22Toujours est-il que Rutter achève son adresse au lecteur en louant la pièce originale de cet auteur qu’il ne nomme pourtant pas. Il invite ses contemporains à s’inspirer de son style :
«The Playe it selfe […] I would willingly propose to be imitated of our undertakers in the like kinds, I meane for the conveyance and (as I may call it) the Œconomy of it: for what concerns the wit and natural expressions in it.»
« Quant à la pièce […] je proposerais volontiers que nos auteurs s’en inspirent, je veux dire pour ce qui est du développement de l’intrigue et (pour ce que je nomme) l’économie de la pièce : à savoir l’esprit et les expressions naturelles qu’elle contient. »
23Rutter reproche en effet aux dramaturges anglais d’utiliser trop d’hyperboles – « hyperboles which is the wit in fashion » – et les incite à adopter un style plus naturel.
Le Cid et The Cid : miroir imparfait l’un de l’autre ?
Dramaturgie : observations structurelles
24Sur le plan structurel, Rutter crée des différences notables au niveau de ce que Corneille appelle « la liaison des scènes ». La manière dont il agence les scènes diffère de l’original. Si, selon Georges Forestier, « Corneille est l’un des premiers vers 1640 à stabiliser son usage, et par là à donner à la scène son sens classique : toute entrée ou sortie de personnage détermine un changement de scène36 », Rutter regroupe certaines scènes. À titre d’exemple, le monologue de Don Diègue à la scène 5 de l’acte I chez Corneille se trouve dans la continuité de la scène 4 chez Rutter. Cette différence typographique « n’a (pourtant) aucun effet sur l’action et n’est pas sensible à la représentation37 ».

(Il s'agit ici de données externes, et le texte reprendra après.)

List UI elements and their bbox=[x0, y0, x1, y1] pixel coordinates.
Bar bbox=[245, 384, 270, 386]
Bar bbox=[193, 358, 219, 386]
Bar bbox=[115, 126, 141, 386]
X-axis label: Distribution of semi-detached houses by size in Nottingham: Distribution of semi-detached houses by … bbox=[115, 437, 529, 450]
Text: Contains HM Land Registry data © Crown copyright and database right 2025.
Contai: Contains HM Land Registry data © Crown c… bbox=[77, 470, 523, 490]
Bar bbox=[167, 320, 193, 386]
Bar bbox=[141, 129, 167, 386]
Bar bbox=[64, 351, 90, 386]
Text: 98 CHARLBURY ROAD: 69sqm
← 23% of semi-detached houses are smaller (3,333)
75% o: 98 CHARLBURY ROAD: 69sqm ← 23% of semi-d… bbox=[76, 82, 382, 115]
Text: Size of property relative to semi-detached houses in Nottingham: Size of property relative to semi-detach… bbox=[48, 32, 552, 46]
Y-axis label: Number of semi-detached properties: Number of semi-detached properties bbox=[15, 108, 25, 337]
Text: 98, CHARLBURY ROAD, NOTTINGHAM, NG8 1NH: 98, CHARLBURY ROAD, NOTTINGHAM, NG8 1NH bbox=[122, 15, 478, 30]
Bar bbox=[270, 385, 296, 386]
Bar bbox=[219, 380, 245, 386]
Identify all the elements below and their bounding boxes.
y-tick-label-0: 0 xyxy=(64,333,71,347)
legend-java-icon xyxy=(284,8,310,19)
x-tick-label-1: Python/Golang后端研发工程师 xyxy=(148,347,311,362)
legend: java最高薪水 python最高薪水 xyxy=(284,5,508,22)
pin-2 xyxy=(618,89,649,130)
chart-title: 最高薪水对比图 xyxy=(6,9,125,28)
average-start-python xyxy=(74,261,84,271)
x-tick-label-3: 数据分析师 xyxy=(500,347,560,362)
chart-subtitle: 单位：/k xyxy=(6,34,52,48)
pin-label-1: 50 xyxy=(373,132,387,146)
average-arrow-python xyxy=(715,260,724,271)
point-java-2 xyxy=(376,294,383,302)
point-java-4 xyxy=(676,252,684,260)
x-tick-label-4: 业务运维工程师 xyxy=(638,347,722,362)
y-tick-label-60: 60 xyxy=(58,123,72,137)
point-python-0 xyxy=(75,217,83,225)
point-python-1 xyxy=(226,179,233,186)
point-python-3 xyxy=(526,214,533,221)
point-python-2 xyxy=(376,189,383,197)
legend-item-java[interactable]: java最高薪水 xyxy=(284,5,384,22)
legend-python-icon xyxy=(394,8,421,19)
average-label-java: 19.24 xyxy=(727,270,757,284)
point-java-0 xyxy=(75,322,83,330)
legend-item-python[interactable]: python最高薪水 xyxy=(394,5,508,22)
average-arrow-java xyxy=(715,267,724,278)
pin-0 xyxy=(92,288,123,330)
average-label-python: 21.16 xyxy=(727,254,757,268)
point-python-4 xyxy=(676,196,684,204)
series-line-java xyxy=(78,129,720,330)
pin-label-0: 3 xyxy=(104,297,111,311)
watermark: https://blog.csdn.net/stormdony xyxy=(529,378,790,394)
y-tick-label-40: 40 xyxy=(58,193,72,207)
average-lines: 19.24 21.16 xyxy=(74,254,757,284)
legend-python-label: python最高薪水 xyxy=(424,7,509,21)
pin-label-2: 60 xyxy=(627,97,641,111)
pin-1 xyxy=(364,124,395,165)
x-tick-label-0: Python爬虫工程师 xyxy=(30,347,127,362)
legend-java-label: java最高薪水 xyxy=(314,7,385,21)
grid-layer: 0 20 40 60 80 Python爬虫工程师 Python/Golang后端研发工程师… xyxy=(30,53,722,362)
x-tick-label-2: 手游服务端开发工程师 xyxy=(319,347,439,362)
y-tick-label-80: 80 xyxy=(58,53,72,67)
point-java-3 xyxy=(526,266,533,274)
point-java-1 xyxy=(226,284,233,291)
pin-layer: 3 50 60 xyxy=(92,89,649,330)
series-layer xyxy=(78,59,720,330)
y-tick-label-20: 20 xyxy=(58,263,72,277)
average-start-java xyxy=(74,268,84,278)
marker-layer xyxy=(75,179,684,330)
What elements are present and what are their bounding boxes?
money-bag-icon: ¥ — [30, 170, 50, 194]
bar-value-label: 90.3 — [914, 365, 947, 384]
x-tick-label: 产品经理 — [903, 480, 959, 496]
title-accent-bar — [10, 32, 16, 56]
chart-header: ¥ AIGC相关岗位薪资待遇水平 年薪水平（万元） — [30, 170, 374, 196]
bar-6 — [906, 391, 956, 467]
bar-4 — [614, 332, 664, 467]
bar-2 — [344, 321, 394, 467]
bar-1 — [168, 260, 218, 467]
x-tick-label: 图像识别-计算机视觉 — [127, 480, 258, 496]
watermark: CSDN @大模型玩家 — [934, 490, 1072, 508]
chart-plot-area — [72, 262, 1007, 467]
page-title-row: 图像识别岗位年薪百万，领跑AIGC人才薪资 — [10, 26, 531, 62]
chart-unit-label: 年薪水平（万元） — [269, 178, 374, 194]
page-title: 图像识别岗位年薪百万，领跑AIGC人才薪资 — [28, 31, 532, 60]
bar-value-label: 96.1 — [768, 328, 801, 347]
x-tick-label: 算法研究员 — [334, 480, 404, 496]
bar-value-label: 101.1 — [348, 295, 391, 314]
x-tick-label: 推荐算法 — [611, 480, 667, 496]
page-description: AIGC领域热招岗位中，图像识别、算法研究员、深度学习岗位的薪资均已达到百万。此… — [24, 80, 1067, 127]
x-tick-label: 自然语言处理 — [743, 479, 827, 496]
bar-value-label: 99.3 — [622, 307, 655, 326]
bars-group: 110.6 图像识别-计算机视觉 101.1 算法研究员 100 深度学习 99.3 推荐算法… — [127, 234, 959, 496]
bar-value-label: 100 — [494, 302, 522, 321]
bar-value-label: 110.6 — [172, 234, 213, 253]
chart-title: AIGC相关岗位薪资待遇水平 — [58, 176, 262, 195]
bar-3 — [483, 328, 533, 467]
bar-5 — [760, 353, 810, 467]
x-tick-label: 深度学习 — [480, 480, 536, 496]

25Rutter ne respecte pas non plus scrupuleusement les indications scéniques. Dans « Didascalies, entre “petit secours” et grand embarras : étude des variantes », Ève-Marie Rollinat-Levasseur note que « les indications scéniques sont plus nombreuses dans les pièces de la période 1630-1640 que dans les œuvres ultérieures. […] Les tragi-comédies des années 1630 montrent que le discours didascalique a pu être conçu comme la voix de l’auteur ou d’un narrateur38 ». Le Cid contient cependant peu de didascalies. Malgré cela, Rutter en gomme la plupart. À la scène 4 de l’acte I, les deux gestes qui mènent les personnages au point de non retour dans leur querelle sont indiqués par les deux didascalies suivantes dans le texte français : « Il lui donne un soufflet » et « Ils mettent l’épée aÌla main ». Ces indications ne figurent pas dans la traduction anglaise. La première est intégrée dans la réplique du comte, à travers une expression déictique : « Take that, rash Dotard, for thy impudence » (« Prends ça, vieux gâteux, pour ton impudence »). La seconde est également traitée en tant que « didascalie interne39 » : « What dost thou hope to doe thou feeble foole, / Thy sword is mine, but yet I scorne to take it » (Qu’espères-tu faire, faible sot / Ton épée est mienne, mais je ne daigne pas la prendre). Cette manière d’écrire les indications scéniques dans le texte dialogué de la pièce sera préconisée par l’abbé d’Aubignac (1604-1676) en 1657 dans sa Pratique du théâtre, qui estime que les didascalies doivent être intégrées aux vers. Corneille, quant à lui, sera d’un avis différent, prônant en 1660 dans son Discours des trois unités que le poète les écrive dans la marge afin de ne pas alourdir ses vers.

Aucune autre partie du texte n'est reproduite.